When I was in school I hated to write. Likely the biggest reason was that I hated what I had to write about. Being forced to do something tends to lower the quality of ones output. I don’t consider myself a great wordsmith by any means, but I’ve found a niche that energizes me and utilizes my talents and interests.
When you like what you do you do it better. When you write about what you know you know it’s more believable. I realize it doesn’t take a genius to figure that out, but sometimes we forget how little details can sometimes ruin an otherwise acceptable manuscript.
Take geography for example. It peeves me when an author tells a story which has all the ingredients necessary to peak my interest, but he or she blows it by getting the geography wrong. In other words, when writing about real places, get it right.
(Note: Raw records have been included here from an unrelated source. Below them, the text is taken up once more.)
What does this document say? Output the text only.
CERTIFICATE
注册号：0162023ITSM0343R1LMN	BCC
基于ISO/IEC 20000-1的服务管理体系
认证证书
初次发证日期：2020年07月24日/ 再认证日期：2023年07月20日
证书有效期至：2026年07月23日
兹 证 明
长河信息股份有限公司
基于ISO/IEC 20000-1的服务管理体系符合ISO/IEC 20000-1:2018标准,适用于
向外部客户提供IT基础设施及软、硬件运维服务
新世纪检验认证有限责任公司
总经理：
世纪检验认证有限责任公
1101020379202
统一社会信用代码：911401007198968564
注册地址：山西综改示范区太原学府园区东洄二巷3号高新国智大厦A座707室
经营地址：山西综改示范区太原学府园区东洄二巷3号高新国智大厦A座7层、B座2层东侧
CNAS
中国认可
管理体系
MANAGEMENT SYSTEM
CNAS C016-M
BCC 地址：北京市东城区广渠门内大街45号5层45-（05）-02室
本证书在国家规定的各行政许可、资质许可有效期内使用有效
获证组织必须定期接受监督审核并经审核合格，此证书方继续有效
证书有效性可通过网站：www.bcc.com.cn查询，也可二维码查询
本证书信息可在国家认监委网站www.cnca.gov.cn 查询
If an author is not willing to research streets, rivers, creeks, local botany and wildlife, etc., then perhaps it would be better to make the setting a fictitious one. That eliminates people like me being critical. It might not be fair, but a few inaccuracies early in a book closes the cover permanently for me, and I think others as well.
Writing from experience is also easier. The words flow onto the page with less effort. I teach high school (but not English) and constantly listen to students complain about how hard it is to write an essay or other assignment. They struggle with word counts and eventually become content to hit the word or page requirement while not worrying about the content very much. I know why teachers insist on minimum numbers of pages or words, but it is still frustrating. Two pages of well written concise manuscript beats six pages of redundant crap any day. However, if the teacher had no guidelines, he or she would have received one or two pages of crap instead of six.
Students succeed at what is important to them. Few ever fail driver’s education, because they want their license. Even marginal students struggling in all their classes don’t screw this one up. We need to find a way kids can cultivate their excellence. They can do that by gaining confidence. Confidence gives us the desire to get even better. The better we become the more fun it is. We become better writers when we are enjoying ourselves. We enjoy it more when we are confident we know what we are talking about. It keeps building after that, but we have to taste a little success first. For a teacher that can be the greatest challenge.